Our Mishpokha had settled in the South and East Bronx, with outposts in Brooklyn and New Jersey. The tribe comprised Papa’s Goodkinds and Mama’s Levitans, with all sorts and conditions of cousins, uncles, aunts, and in-laws. When Zaideh came over, bringing Koidanov’s daughter Faiga, that activated a whole new connection of Koidanov kin, whom Zaideh, a total Mishpokha man, quickly tracked down. A far-flung tribe, with the Bronx as its base, its new Minsk.

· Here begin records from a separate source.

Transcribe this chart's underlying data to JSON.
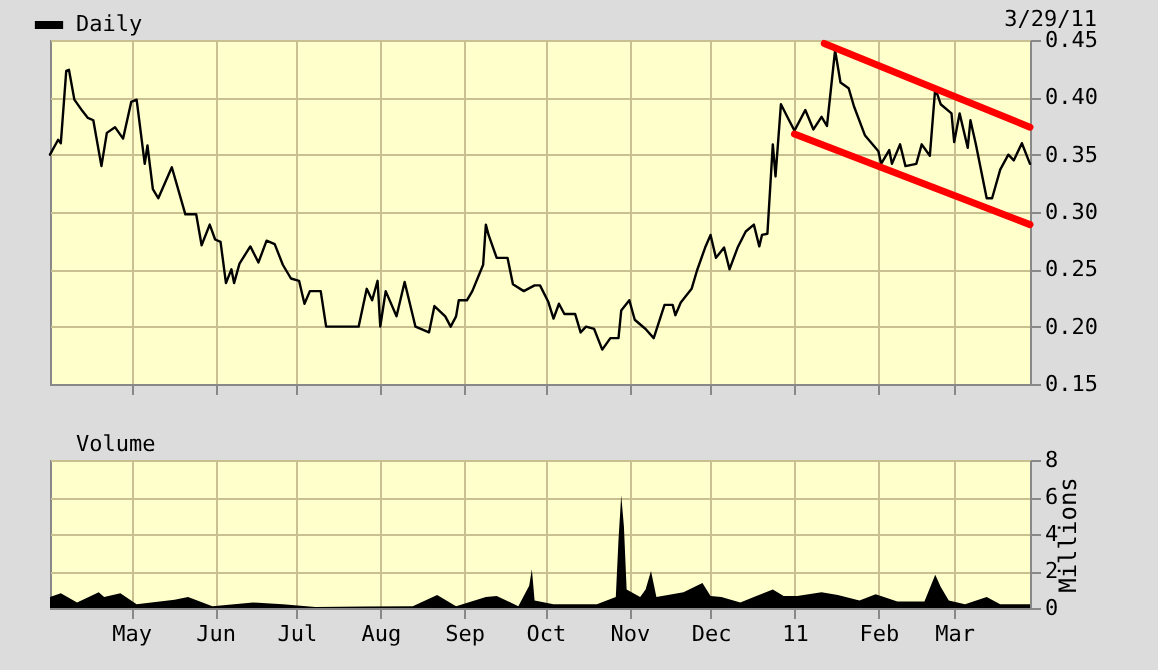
{
  "chart_data": [
    {
      "type": "line",
      "legend": "top left",
      "grid": true,
      "tick_labels": "y",
      "annotations": [
        "3/29/11"
      ],
      "xlim": [
        "2010-04-01",
        "2011-03-29"
      ],
      "xticks": [
        {
          "value": "2010-05-01",
          "label": null
        },
        {
          "value": "2010-06-01",
          "label": null
        },
        {
          "value": "2010-07-01",
          "label": null
        },
        {
          "value": "2010-08-01",
          "label": null
        },
        {
          "value": "2010-09-01",
          "label": null
        },
        {
          "value": "2010-10-01",
          "label": null
        },
        {
          "value": "2010-11-01",
          "label": null
        },
        {
          "value": "2010-12-01",
          "label": null
        },
        {
          "value": "2011-01-01",
          "label": null
        },
        {
          "value": "2011-02-01",
          "label": null
        },
        {
          "value": "2011-03-01",
          "label": null
        }
      ],
      "ylim": [
        0.15,
        0.45
      ],
      "yticks": [
        {
          "value": 0.15,
          "label": "0.15"
        },
        {
          "value": 0.2,
          "label": "0.20"
        },
        {
          "value": 0.25,
          "label": "0.25"
        },
        {
          "value": 0.3,
          "label": "0.30"
        },
        {
          "value": 0.35,
          "label": "0.35"
        },
        {
          "value": 0.4,
          "label": "0.40"
        },
        {
          "value": 0.45,
          "label": "0.45"
        }
      ],
      "series": [
        {
          "name": "Daily",
          "color": "#000000",
          "x": [
            "2010-04-01",
            "2010-04-04",
            "2010-04-05",
            "2010-04-07",
            "2010-04-08",
            "2010-04-10",
            "2010-04-13",
            "2010-04-15",
            "2010-04-17",
            "2010-04-20",
            "2010-04-22",
            "2010-04-25",
            "2010-04-28",
            "2010-05-01",
            "2010-05-03",
            "2010-05-06",
            "2010-05-07",
            "2010-05-09",
            "2010-05-11",
            "2010-05-16",
            "2010-05-21",
            "2010-05-25",
            "2010-05-27",
            "2010-05-30",
            "2010-06-01",
            "2010-06-03",
            "2010-06-05",
            "2010-06-07",
            "2010-06-08",
            "2010-06-10",
            "2010-06-14",
            "2010-06-17",
            "2010-06-20",
            "2010-06-23",
            "2010-06-26",
            "2010-06-29",
            "2010-07-02",
            "2010-07-04",
            "2010-07-06",
            "2010-07-10",
            "2010-07-12",
            "2010-07-24",
            "2010-07-27",
            "2010-07-29",
            "2010-07-31",
            "2010-08-01",
            "2010-08-03",
            "2010-08-07",
            "2010-08-10",
            "2010-08-14",
            "2010-08-19",
            "2010-08-21",
            "2010-08-25",
            "2010-08-27",
            "2010-08-29",
            "2010-08-30",
            "2010-09-02",
            "2010-09-04",
            "2010-09-08",
            "2010-09-09",
            "2010-09-10",
            "2010-09-13",
            "2010-09-17",
            "2010-09-19",
            "2010-09-23",
            "2010-09-27",
            "2010-09-29",
            "2010-10-02",
            "2010-10-04",
            "2010-10-06",
            "2010-10-08",
            "2010-10-12",
            "2010-10-14",
            "2010-10-16",
            "2010-10-19",
            "2010-10-22",
            "2010-10-25",
            "2010-10-28",
            "2010-10-29",
            "2010-11-01",
            "2010-11-03",
            "2010-11-07",
            "2010-11-10",
            "2010-11-14",
            "2010-11-17",
            "2010-11-18",
            "2010-11-20",
            "2010-11-24",
            "2010-11-26",
            "2010-11-29",
            "2010-12-01",
            "2010-12-03",
            "2010-12-06",
            "2010-12-08",
            "2010-12-11",
            "2010-12-14",
            "2010-12-17",
            "2010-12-19",
            "2010-12-20",
            "2010-12-22",
            "2010-12-24",
            "2010-12-25",
            "2010-12-27",
            "2010-12-30",
            "2011-01-01",
            "2011-01-05",
            "2011-01-08",
            "2011-01-11",
            "2011-01-13",
            "2011-01-16",
            "2011-01-18",
            "2011-01-21",
            "2011-01-23",
            "2011-01-27",
            "2011-02-01",
            "2011-02-02",
            "2011-02-05",
            "2011-02-06",
            "2011-02-09",
            "2011-02-11",
            "2011-02-15",
            "2011-02-17",
            "2011-02-20",
            "2011-02-22",
            "2011-02-24",
            "2011-02-28",
            "2011-03-01",
            "2011-03-03",
            "2011-03-06",
            "2011-03-07",
            "2011-03-09",
            "2011-03-13",
            "2011-03-15",
            "2011-03-18",
            "2011-03-21",
            "2011-03-23",
            "2011-03-26",
            "2011-03-29"
          ],
          "values": [
            0.35,
            0.363,
            0.36,
            0.423,
            0.424,
            0.398,
            0.388,
            0.382,
            0.38,
            0.34,
            0.369,
            0.374,
            0.364,
            0.396,
            0.398,
            0.342,
            0.358,
            0.32,
            0.312,
            0.339,
            0.298,
            0.298,
            0.271,
            0.289,
            0.276,
            0.274,
            0.238,
            0.25,
            0.238,
            0.255,
            0.27,
            0.256,
            0.275,
            0.272,
            0.254,
            0.242,
            0.24,
            0.22,
            0.231,
            0.231,
            0.2,
            0.2,
            0.233,
            0.223,
            0.24,
            0.2,
            0.231,
            0.209,
            0.239,
            0.2,
            0.195,
            0.218,
            0.209,
            0.2,
            0.209,
            0.223,
            0.223,
            0.231,
            0.254,
            0.289,
            0.28,
            0.26,
            0.26,
            0.237,
            0.231,
            0.236,
            0.236,
            0.222,
            0.207,
            0.22,
            0.211,
            0.211,
            0.195,
            0.2,
            0.198,
            0.18,
            0.19,
            0.19,
            0.214,
            0.223,
            0.206,
            0.198,
            0.19,
            0.219,
            0.219,
            0.21,
            0.221,
            0.233,
            0.249,
            0.269,
            0.28,
            0.26,
            0.269,
            0.25,
            0.269,
            0.283,
            0.289,
            0.27,
            0.28,
            0.281,
            0.359,
            0.331,
            0.394,
            0.38,
            0.371,
            0.389,
            0.372,
            0.383,
            0.375,
            0.441,
            0.413,
            0.408,
            0.392,
            0.367,
            0.353,
            0.342,
            0.354,
            0.342,
            0.359,
            0.34,
            0.342,
            0.359,
            0.349,
            0.408,
            0.394,
            0.386,
            0.361,
            0.386,
            0.356,
            0.38,
            0.359,
            0.312,
            0.312,
            0.337,
            0.35,
            0.345,
            0.36,
            0.342
          ]
        },
        {
          "color": "#ff0000",
          "x": [
            "2011-01-12",
            "2011-03-29"
          ],
          "values": [
            0.447,
            0.374
          ]
        },
        {
          "color": "#ff0000",
          "x": [
            "2011-01-01",
            "2011-03-29"
          ],
          "values": [
            0.368,
            0.289
          ]
        }
      ]
    },
    {
      "type": "area",
      "legend": "top left",
      "grid": true,
      "ylabel": "Millions",
      "xlim": [
        "2010-04-01",
        "2011-03-29"
      ],
      "xticks": [
        {
          "value": "2010-05-01",
          "label": "May"
        },
        {
          "value": "2010-06-01",
          "label": "Jun"
        },
        {
          "value": "2010-07-01",
          "label": "Jul"
        },
        {
          "value": "2010-08-01",
          "label": "Aug"
        },
        {
          "value": "2010-09-01",
          "label": "Sep"
        },
        {
          "value": "2010-10-01",
          "label": "Oct"
        },
        {
          "value": "2010-11-01",
          "label": "Nov"
        },
        {
          "value": "2010-12-01",
          "label": "Dec"
        },
        {
          "value": "2011-01-01",
          "label": "11"
        },
        {
          "value": "2011-02-01",
          "label": "Feb"
        },
        {
          "value": "2011-03-01",
          "label": "Mar"
        }
      ],
      "ylim": [
        0,
        8
      ],
      "yticks": [
        0,
        2,
        4,
        6,
        8
      ],
      "series": [
        {
          "name": "Volume",
          "color": "#000000",
          "x": [
            "2010-04-01",
            "2010-04-05",
            "2010-04-11",
            "2010-04-19",
            "2010-04-21",
            "2010-04-27",
            "2010-05-03",
            "2010-05-17",
            "2010-05-22",
            "2010-05-31",
            "2010-06-15",
            "2010-06-26",
            "2010-07-08",
            "2010-07-26",
            "2010-08-13",
            "2010-08-22",
            "2010-08-29",
            "2010-09-09",
            "2010-09-13",
            "2010-09-21",
            "2010-09-25",
            "2010-09-26",
            "2010-09-27",
            "2010-10-04",
            "2010-10-20",
            "2010-10-27",
            "2010-10-28",
            "2010-10-29",
            "2010-10-30",
            "2010-10-31",
            "2010-11-05",
            "2010-11-07",
            "2010-11-09",
            "2010-11-11",
            "2010-11-21",
            "2010-11-28",
            "2010-12-01",
            "2010-12-05",
            "2010-12-12",
            "2010-12-17",
            "2010-12-24",
            "2010-12-28",
            "2011-01-02",
            "2011-01-11",
            "2011-01-17",
            "2011-01-25",
            "2011-01-31",
            "2011-02-08",
            "2011-02-18",
            "2011-02-22",
            "2011-02-24",
            "2011-02-27",
            "2011-03-05",
            "2011-03-13",
            "2011-03-18",
            "2011-03-29"
          ],
          "values": [
            0.6,
            0.8,
            0.3,
            0.85,
            0.6,
            0.8,
            0.2,
            0.45,
            0.6,
            0.1,
            0.3,
            0.2,
            0.05,
            0.08,
            0.1,
            0.7,
            0.1,
            0.6,
            0.65,
            0.1,
            1.2,
            2.1,
            0.4,
            0.2,
            0.2,
            0.6,
            3.7,
            6.1,
            4.4,
            1.0,
            0.6,
            1.0,
            2.0,
            0.6,
            0.85,
            1.35,
            0.65,
            0.6,
            0.3,
            0.6,
            1.0,
            0.65,
            0.65,
            0.85,
            0.7,
            0.4,
            0.75,
            0.35,
            0.35,
            1.8,
            1.15,
            0.4,
            0.2,
            0.6,
            0.2,
            0.2
          ]
        }
      ]
    }
  ]
}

In the Bronx, close by, were the families of Uncle Hyman and Uncle Yehuda. Pop had brought both his brothers over and set them up in business. Uncle Hyman limped through life in a dry-goods store, but Yehuda never quite got the hang of Goldena Medina commerce. He started out with a music shop, selling victrolas, records, and sheet music; a thing I never understood, since Uncle Hyman was the music lover, while Uncle Yehuda cared no more than a clam about music. Moreover, Yehuda was a low-spirited misanthrope, unsuited to retail business. He even had a Mr. Deering mustache. Customers sensed that besides knowing nothing whatever about music, Yehuda disliked people, and wished they would leave him alone. So they did. You never saw a place as deserted as Uncle Yehuda’s music store. It was spooky, those rows and rows of dusty new victrolas, those neat stacks of unsold records and music sheets, and in a corner behind the counter on a stool, Uncle Yehuda glowering at his vacant emporium and stroking his mustache, as though plotting a new scheme to bilk Pearl White of the diamond mine.

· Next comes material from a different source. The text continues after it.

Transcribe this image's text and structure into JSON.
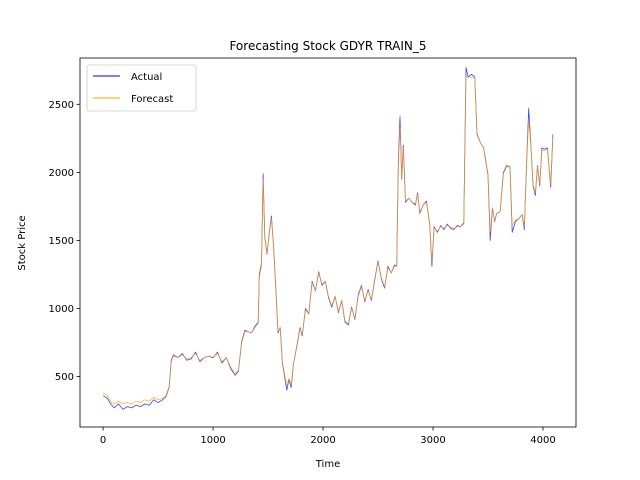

Yehuda married a fetching American-born girl, Aunt Rosie. It was a lightning match. They met, fell in love, and wedded, all within two weeks after Uncle Yehuda opened the store. Rosie had no pedigree, she was irreligious, she was penniless, she didn’t work—so Mama reports—but she certainly was an eyeful. Mama never liked Aunt Rosie. This Rosie happened into the music store a few days after it opened. She saw the array of shiny victrolas with which my father had staked Yehuda by borrowing from a bank, and she figured that Yehuda must be rolling in money. So she cast a hook for the surly greenhorn and hauled him in, no sweat. Marry in haste, you know; Aunt Rosie had plenty of leisure to contemplate those unmoving victrolas, those untouched stacks of Caruso and Galli-Curci records, and to perceive that she had been had.

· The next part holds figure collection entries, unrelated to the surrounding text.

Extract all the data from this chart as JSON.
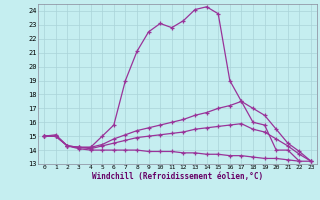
{
  "xlabel": "Windchill (Refroidissement éolien,°C)",
  "bg_color": "#c5eef0",
  "line_color": "#993399",
  "grid_color": "#aad4d8",
  "xlim": [
    -0.5,
    23.5
  ],
  "ylim": [
    13,
    24.5
  ],
  "yticks": [
    13,
    14,
    15,
    16,
    17,
    18,
    19,
    20,
    21,
    22,
    23,
    24
  ],
  "xticks": [
    0,
    1,
    2,
    3,
    4,
    5,
    6,
    7,
    8,
    9,
    10,
    11,
    12,
    13,
    14,
    15,
    16,
    17,
    18,
    19,
    20,
    21,
    22,
    23
  ],
  "series": [
    {
      "x": [
        0,
        1,
        2,
        3,
        4,
        5,
        6,
        7,
        8,
        9,
        10,
        11,
        12,
        13,
        14,
        15,
        16,
        17,
        18,
        19,
        20,
        21,
        22
      ],
      "y": [
        15.0,
        15.1,
        14.3,
        14.2,
        14.2,
        15.0,
        15.8,
        19.0,
        21.1,
        22.5,
        23.1,
        22.8,
        23.3,
        24.1,
        24.3,
        23.8,
        19.0,
        17.5,
        16.0,
        15.8,
        14.0,
        14.0,
        13.2
      ]
    },
    {
      "x": [
        0,
        1,
        2,
        3,
        4,
        5,
        6,
        7,
        8,
        9,
        10,
        11,
        12,
        13,
        14,
        15,
        16,
        17,
        18,
        19,
        20,
        21,
        22,
        23
      ],
      "y": [
        15.0,
        15.0,
        14.3,
        14.2,
        14.2,
        14.4,
        14.8,
        15.1,
        15.4,
        15.6,
        15.8,
        16.0,
        16.2,
        16.5,
        16.7,
        17.0,
        17.2,
        17.5,
        17.0,
        16.5,
        15.5,
        14.5,
        13.9,
        13.2
      ]
    },
    {
      "x": [
        0,
        1,
        2,
        3,
        4,
        5,
        6,
        7,
        8,
        9,
        10,
        11,
        12,
        13,
        14,
        15,
        16,
        17,
        18,
        19,
        20,
        21,
        22,
        23
      ],
      "y": [
        15.0,
        15.0,
        14.3,
        14.2,
        14.1,
        14.3,
        14.5,
        14.7,
        14.9,
        15.0,
        15.1,
        15.2,
        15.3,
        15.5,
        15.6,
        15.7,
        15.8,
        15.9,
        15.5,
        15.3,
        14.8,
        14.3,
        13.7,
        13.2
      ]
    },
    {
      "x": [
        0,
        1,
        2,
        3,
        4,
        5,
        6,
        7,
        8,
        9,
        10,
        11,
        12,
        13,
        14,
        15,
        16,
        17,
        18,
        19,
        20,
        21,
        22,
        23
      ],
      "y": [
        15.0,
        15.0,
        14.3,
        14.1,
        14.0,
        14.0,
        14.0,
        14.0,
        14.0,
        13.9,
        13.9,
        13.9,
        13.8,
        13.8,
        13.7,
        13.7,
        13.6,
        13.6,
        13.5,
        13.4,
        13.4,
        13.3,
        13.2,
        13.2
      ]
    }
  ]
}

By a transference that your friendly neighborhood psychoanalyst can perhaps explain to you, Rosie’s reaction was to conceive a deep animosity, not for her husband Yehuda, but for my father. She couldn’t forgive him for all those misleading victrolas. Yehuda she more or less ignored for the rest of her life. They are still together, Rosie and Yehuda, shuffling past each other in a Miami flat. After a long period as a Yankee-Doodle atheist Yehuda has turned religious. Whenever I encounter him at tribal bar mitzvas or weddings, he pours hot scorn on the evil ways of Wicked America. Aunt Rosie goes right on eating the swine, the abomination, and the mouse, seeing no reason to change her infidel ways because of her husband’s nutty regression, as she regards it. Uncle Yehuda (his outside name, by the way, is Gerald) has got himself a milk pot and a meat pot, cooks his own food, eats off paper plates, and spends most of his time in a little storefront synagogue as a shammas. Full circle for Uncle Yehuda. Not an ideal couple, but there they are, still yoked after fifty-nine years.